If the daily life of Father Thomas King, S.J., is any indication, a typical day for one of Georgetown’s Jesuits is full of prayer, teaching, fellowship and camaraderie.

A member of Georgetown’s Jesuit community and a professor in the theology department since 1968, Father King says his daily routine starts in the wee hours of the morning, at about 1:30 a.m. After leading 11:15 p.m. mass every night except Sunday, he begins each day the way most of us end it – getting some sleep. His wake-up time depends on the time of his first class.

“I’m not an early riser,” King says. “I’ve never been an early riser. Getting up in the morning is my least favorite part [of the day].”

But he manages to get himself up and started by making a “prayer offering of [the] day.” The prayer takes the place of orange juice – this Jesuit hasn’t eaten breakfast in more than two years. He literally begins his day with a little soul food.
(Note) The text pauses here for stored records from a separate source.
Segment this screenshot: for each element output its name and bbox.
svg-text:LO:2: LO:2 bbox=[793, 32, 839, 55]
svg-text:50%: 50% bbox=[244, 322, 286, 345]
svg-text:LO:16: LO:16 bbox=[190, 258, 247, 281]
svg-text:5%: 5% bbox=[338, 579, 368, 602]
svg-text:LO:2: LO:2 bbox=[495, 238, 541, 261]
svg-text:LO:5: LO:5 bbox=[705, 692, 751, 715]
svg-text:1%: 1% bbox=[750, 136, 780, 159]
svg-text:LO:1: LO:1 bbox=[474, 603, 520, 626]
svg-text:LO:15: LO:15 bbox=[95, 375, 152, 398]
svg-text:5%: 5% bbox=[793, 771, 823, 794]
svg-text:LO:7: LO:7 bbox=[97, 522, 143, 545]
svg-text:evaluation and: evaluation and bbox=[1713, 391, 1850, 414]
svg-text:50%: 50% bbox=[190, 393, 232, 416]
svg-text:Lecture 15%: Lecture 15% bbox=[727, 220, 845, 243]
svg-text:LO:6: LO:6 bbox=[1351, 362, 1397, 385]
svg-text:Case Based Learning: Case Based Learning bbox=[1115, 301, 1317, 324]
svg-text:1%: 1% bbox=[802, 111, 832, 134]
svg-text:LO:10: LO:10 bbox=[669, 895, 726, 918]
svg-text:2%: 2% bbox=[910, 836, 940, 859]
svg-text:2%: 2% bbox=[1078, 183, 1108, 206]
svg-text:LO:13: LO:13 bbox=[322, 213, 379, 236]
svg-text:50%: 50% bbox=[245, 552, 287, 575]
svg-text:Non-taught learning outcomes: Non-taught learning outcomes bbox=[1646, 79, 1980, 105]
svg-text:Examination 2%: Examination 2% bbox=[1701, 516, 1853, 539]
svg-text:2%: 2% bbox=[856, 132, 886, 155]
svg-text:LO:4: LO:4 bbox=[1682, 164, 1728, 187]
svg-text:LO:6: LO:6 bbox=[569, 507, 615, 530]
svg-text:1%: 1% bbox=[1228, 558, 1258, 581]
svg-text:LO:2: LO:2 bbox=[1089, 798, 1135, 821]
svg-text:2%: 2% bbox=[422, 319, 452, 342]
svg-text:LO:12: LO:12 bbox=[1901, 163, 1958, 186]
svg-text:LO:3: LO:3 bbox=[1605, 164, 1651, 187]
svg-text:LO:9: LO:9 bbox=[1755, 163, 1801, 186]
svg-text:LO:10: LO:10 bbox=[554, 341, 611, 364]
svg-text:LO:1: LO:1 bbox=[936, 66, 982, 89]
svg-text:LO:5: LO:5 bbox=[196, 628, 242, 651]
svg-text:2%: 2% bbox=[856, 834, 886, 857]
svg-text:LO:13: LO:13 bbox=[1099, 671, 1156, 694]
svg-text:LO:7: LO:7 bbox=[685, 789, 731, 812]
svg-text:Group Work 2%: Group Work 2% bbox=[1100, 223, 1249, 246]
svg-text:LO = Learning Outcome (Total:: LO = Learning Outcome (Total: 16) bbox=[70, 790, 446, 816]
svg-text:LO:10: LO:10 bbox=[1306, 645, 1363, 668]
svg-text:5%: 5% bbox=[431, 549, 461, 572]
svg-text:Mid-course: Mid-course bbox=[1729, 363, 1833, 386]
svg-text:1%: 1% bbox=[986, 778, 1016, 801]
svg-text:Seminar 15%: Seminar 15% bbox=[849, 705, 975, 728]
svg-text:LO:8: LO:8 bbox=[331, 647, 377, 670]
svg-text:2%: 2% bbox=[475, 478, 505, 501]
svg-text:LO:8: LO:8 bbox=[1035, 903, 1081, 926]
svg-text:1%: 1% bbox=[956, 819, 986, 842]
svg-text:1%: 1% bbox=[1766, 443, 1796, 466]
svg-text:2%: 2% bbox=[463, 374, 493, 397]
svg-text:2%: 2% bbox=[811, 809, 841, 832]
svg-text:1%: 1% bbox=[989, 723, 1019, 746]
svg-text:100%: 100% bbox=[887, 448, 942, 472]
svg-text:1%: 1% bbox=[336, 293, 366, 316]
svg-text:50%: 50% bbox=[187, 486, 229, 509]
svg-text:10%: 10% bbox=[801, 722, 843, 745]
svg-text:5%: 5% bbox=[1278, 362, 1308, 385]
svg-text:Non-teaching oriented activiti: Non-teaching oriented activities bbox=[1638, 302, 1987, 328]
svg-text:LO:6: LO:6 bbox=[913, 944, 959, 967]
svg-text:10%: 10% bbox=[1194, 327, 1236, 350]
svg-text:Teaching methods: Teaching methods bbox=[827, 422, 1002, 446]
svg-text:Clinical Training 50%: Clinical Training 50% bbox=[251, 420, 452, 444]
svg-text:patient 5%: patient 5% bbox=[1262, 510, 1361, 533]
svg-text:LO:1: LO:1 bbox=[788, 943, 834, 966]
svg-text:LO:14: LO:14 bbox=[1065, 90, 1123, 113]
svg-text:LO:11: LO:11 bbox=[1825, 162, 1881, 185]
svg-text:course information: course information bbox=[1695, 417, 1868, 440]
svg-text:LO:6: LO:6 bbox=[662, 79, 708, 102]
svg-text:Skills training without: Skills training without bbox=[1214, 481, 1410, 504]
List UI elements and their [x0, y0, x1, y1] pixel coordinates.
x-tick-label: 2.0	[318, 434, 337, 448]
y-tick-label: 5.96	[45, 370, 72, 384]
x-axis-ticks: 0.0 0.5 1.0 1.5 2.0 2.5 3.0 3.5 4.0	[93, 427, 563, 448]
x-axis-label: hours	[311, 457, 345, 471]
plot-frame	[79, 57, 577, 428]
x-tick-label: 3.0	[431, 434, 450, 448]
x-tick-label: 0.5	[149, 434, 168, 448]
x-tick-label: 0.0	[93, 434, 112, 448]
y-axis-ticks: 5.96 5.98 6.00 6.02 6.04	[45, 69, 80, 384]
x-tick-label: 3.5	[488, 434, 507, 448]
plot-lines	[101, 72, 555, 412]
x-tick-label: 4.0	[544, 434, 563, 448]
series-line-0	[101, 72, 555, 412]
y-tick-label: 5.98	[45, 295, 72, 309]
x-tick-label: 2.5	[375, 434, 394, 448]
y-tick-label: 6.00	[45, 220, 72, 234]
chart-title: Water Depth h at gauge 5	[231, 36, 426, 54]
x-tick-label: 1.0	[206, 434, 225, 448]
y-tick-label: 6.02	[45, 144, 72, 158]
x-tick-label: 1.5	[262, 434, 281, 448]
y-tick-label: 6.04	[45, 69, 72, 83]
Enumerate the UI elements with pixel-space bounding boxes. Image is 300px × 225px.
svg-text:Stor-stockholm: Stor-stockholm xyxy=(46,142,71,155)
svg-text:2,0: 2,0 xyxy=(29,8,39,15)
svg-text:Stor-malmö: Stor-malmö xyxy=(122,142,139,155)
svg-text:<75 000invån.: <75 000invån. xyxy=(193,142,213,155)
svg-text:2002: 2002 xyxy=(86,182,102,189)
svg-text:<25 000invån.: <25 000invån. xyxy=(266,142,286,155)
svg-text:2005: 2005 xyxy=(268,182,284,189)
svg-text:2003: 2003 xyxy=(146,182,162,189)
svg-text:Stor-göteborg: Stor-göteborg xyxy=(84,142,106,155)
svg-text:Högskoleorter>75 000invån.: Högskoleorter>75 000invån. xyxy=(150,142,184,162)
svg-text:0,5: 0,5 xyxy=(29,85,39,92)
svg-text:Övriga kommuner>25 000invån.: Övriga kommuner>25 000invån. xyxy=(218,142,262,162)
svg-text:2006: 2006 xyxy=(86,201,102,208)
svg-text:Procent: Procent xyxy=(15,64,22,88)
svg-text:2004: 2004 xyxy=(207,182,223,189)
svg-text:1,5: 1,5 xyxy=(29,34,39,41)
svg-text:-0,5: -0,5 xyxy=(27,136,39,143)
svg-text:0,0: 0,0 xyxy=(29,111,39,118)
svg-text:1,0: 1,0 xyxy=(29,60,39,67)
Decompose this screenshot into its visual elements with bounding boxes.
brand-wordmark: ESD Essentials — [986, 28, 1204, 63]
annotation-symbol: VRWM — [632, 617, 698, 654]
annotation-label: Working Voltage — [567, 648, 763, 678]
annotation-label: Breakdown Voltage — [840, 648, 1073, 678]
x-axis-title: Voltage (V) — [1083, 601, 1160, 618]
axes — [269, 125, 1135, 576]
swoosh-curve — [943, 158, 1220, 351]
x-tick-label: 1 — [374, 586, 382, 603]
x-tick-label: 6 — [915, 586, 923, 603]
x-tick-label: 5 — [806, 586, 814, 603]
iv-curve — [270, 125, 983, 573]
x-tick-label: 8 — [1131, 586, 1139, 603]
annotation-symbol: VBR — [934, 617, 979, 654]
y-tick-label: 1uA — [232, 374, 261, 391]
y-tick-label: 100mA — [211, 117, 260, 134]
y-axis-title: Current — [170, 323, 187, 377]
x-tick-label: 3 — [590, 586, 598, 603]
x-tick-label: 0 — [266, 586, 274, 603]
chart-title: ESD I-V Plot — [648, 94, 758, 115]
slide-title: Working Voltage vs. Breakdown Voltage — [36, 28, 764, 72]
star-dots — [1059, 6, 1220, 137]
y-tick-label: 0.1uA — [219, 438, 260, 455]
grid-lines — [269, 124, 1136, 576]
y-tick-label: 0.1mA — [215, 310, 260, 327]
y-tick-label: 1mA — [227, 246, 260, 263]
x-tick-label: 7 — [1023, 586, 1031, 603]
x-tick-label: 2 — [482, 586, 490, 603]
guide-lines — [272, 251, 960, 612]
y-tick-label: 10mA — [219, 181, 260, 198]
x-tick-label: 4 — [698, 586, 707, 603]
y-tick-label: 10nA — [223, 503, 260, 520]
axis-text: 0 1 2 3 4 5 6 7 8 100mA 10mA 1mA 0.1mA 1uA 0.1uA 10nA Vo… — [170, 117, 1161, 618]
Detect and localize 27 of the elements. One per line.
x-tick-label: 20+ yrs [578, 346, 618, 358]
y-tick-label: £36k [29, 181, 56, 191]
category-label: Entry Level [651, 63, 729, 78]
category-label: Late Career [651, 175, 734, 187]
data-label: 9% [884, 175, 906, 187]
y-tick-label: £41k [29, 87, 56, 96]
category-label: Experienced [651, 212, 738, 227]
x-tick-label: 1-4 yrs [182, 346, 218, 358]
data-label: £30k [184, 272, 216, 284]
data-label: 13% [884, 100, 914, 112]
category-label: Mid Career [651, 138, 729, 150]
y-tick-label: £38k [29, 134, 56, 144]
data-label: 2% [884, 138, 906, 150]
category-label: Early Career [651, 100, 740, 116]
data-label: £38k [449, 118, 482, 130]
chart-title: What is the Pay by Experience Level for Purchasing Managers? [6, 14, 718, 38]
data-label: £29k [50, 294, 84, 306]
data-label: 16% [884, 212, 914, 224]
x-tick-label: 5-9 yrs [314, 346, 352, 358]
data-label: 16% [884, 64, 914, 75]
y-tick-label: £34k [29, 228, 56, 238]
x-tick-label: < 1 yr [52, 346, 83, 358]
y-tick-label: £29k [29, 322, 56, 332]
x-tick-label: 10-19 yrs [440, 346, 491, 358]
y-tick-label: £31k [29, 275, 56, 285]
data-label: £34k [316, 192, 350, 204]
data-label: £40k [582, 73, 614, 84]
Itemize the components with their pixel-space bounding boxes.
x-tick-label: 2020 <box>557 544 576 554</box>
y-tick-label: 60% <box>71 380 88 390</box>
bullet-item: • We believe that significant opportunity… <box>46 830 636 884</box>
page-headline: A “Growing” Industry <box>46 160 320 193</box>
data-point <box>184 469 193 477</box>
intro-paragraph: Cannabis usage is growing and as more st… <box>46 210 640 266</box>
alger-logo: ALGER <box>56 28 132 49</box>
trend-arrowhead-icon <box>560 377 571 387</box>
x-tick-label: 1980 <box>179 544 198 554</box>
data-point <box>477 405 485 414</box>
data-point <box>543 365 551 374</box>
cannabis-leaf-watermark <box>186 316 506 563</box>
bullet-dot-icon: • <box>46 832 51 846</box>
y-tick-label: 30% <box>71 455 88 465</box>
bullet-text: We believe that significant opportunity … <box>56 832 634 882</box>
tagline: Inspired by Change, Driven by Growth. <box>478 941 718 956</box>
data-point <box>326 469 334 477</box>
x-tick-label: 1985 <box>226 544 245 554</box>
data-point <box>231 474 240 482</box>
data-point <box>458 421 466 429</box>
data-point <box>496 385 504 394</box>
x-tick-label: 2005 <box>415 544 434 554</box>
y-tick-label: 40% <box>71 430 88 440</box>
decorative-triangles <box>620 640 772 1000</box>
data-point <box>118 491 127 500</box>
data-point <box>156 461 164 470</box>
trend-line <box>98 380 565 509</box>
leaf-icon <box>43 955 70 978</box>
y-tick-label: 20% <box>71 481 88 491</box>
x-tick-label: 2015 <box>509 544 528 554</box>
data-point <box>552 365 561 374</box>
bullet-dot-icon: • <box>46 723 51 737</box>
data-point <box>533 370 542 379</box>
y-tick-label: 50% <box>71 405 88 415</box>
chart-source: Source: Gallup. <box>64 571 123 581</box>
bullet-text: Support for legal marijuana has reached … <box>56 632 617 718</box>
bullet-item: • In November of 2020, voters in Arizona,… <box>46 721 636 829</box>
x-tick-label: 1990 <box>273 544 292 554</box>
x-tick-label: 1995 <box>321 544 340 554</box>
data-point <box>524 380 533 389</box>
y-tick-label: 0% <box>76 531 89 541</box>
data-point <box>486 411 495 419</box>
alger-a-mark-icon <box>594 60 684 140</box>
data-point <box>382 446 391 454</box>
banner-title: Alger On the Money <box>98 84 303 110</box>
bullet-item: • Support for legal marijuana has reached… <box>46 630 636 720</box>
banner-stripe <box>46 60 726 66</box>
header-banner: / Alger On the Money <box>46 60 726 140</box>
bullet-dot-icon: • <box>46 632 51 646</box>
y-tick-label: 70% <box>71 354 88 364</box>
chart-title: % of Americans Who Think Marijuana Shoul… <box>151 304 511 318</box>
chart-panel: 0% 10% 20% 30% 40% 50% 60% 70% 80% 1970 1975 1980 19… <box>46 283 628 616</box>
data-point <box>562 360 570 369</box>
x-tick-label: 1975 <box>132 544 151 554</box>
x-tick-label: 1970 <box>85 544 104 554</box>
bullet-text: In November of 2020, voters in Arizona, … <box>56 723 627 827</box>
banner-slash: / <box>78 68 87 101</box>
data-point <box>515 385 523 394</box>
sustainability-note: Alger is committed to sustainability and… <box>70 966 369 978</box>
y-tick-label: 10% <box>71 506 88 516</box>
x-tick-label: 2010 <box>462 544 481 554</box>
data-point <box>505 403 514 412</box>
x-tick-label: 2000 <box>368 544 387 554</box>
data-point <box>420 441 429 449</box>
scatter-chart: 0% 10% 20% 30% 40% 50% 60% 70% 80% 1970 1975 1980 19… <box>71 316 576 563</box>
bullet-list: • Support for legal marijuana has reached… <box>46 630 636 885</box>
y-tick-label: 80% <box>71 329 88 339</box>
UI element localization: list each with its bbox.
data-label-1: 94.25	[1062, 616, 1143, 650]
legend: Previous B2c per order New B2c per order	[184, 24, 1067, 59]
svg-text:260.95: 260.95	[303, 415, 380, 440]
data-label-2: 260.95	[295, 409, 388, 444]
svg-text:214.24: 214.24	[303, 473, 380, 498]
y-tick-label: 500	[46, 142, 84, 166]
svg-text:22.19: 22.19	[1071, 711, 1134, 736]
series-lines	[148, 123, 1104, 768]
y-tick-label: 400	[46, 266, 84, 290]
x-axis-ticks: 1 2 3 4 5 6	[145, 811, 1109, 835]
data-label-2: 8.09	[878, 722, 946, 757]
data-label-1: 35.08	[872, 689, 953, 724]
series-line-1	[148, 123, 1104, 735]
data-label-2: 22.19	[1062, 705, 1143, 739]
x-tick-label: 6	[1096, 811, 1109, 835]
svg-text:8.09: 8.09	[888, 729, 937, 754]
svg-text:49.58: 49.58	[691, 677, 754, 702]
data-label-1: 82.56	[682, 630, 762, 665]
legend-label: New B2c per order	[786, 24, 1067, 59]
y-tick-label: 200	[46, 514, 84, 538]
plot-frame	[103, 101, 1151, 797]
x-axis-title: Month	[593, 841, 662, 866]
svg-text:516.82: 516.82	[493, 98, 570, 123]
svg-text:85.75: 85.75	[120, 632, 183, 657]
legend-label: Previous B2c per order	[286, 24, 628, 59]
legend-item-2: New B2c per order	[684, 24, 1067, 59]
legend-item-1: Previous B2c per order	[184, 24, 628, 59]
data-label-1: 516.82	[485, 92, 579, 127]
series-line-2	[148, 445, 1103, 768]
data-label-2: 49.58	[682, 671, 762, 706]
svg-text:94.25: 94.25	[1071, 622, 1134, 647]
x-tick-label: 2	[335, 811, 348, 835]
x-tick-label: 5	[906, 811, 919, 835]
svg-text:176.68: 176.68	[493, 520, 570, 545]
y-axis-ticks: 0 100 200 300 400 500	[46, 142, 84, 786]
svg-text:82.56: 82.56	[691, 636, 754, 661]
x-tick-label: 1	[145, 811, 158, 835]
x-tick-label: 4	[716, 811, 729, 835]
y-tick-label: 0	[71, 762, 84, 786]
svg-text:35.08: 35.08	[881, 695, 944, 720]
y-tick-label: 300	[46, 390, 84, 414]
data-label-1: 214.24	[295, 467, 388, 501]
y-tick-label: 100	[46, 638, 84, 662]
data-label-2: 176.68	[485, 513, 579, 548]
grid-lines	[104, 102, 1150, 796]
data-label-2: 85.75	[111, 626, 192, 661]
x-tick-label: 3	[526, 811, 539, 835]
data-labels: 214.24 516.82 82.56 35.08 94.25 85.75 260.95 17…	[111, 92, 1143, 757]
Luckily for King, most of his classes are held late in the morning or in the afternoon. He teaches the course “Ways of Spirit and Desire” three times weekly at 11:15 a.m. King also teaches two sections of “The Problem of God,” on Monday and Thursday afternoon and Friday morning and afternoon. Like many students, this Jesuit is often still groggy at the start of his earliest class.

“[In the 9:15 a.m. class] the students seem to say `don’t bother us,'” he says. “[There’s] not much discussion.”

After his first class is over, King has lunch in the Jesuit residence. He holds office hours in the afternoon three times a week. For him, office hours are a time to talk and interact with his current students, as well as catch up with some former ones.

“It’s nice to hear someone coming back with good stories,” he says.

After his last class of the day, King heads home to Wolfington Jesuit Residence for dinner. Although he enjoys the “very good and varied” food that Wolfington serves, he says he sometimes likes to go out to eat Asian food. He enjoys having dinner in the residence, though, because he gets to interact with his fellow Jesuits, and especially his brother, Father William King, S.J., who also lives in the building.

“After dinner, [my brother and I] visit together,” King says. “[We] go over our day.”

To relax, Father King enjoys listening to classical music, especially the piano music of Beethoven and Liszt. But time for rest and relaxation comes in small doses for him, as he has to lead a special mass at 11:15 p.m. on Wednesday nights. King has performed this candlelit mass, which includes the benediction of the Holy Sacrament, to a group of about 20 congregants for more than 30 years.

After mass on Wednesdays, a small reception is held with light refreshments. King explains that students generally stay after mass every night to talk with him and their fellow students.

With the end of mass and his return to the Jesuit residence to go to sleep, King’s day officially comes to a close. But while King concedes that his day “definitely has a routine to it,” he says that spending each day as both a priest and a professor always makes his day interesting.

“I like having the two [identities],” he says.